Server Publishing Ports Dialog where the port change can be made

5. When you've set the above, choose the External network to listen on (it will only work for connections to the External NIC)

External listener

6. When you're done, the rule should look something like this (before clicking Apply - don't forget to click Apply before trying it!)

The Finished Rule

Once the internal machine is Server Published, test it with the standalone RDP client from an external client (Start, Run, MSTSC) (we're not testing the Web version yet). On RDP clients version 5.1 (XP) and above, it should now work when you type www.example.com:3390 into the connection dialog box. Note that the Web version does not support this syntax by default, so the out-of-box Web version won't work yet. That's what the example page below lets you do!

If you're having a problem connecting using MSTSC externally, you need to troubleshoot and fix that problem now. Assuming everything else works, one vaguely-likely possibility is that the internal server is not a SecureNAT client (that is, it doesn't route unknown IP addresses back through the ISA Server using its Default Gateway).

If you're in this situation but happy with your internal routing, and don't want to reconfigure it for the published server, you can modify the rule properties so that requests appear to come from the ISA Server computer, rather than from the Internet (the default for a Server Publishing rule - cool thing, in 2004 this is a per-rule setting, not a global setting as in ISA 2000).

To NAT or to Proxy?

Alternatively, look at the ISA Server Monitoring snap-in, Logging section to work out whether a rule is preventing access.

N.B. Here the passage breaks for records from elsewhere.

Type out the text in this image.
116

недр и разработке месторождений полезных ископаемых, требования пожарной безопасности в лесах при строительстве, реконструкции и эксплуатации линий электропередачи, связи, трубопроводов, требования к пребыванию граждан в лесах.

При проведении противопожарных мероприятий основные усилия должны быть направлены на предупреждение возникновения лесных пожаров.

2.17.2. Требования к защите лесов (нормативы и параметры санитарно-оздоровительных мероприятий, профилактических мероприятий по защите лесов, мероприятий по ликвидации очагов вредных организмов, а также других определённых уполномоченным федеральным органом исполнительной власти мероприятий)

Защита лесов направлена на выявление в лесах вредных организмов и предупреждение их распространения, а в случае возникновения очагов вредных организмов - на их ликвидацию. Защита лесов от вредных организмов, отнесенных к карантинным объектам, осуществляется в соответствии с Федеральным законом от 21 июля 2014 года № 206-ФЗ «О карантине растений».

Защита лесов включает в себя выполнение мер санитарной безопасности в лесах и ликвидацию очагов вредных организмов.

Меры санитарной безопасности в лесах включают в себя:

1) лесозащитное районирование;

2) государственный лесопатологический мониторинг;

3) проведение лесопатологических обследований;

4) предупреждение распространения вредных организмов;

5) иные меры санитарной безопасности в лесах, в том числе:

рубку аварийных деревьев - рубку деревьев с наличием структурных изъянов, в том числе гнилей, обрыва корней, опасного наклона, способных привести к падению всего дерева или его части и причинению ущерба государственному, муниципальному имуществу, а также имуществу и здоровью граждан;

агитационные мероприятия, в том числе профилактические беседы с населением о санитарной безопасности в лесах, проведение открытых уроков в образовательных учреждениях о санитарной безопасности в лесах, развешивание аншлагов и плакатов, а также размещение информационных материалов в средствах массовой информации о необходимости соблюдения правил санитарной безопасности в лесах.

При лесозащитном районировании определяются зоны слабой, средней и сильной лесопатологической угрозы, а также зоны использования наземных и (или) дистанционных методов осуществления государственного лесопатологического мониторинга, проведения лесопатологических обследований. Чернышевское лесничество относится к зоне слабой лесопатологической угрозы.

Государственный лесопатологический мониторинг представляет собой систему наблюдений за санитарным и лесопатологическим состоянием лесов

Configure The External Connection Page

I hacked up the TSWeb-supplied default.htm file to produce an external.htm file (actually, two files with the same name in different zip files, in the same zip file. Got it? You just use the one you like better).

The basic difference is that the modified versions can handle a servername and port, instead of just a server name. The ServerList page demonstrates a selectable list of servers:

Selection Box Example

while the ServerTyped version lets the user manually type the name and port of the server using the servername:port format:

Typed Name Example

They're both fundamentally the same file that fiddle in the same way with the AdvancedSettings2.RdpPort property to work their magic - just with comments in different places - and they're just an example, all care taken, but no responsibility accepted. There Might Be Bugs*. Download them both here.

So, open the package that you want to use, then put the external.htm file in the TSWeb directory on the web server. It won't affect any of the existing files in that folder.

If you're using the selection list of servers file, you'll need to find the EDITEDIT bit of the HTML, and replace the example domain names and ports with your own real domain name (or external IP address, but domains are easier to use and less hassle in case of IP address changes) and port, then save the file.

Then, try browsing to https://www.example.com/tsweb/external.htm , and try it out - it should all work.

Good luck...

[Update 17 Aug 2004] And wouldn't you know it - Tom's had this out for a while, though focused on the port mechanics rather than the Web bits. And I thought I was being so novel!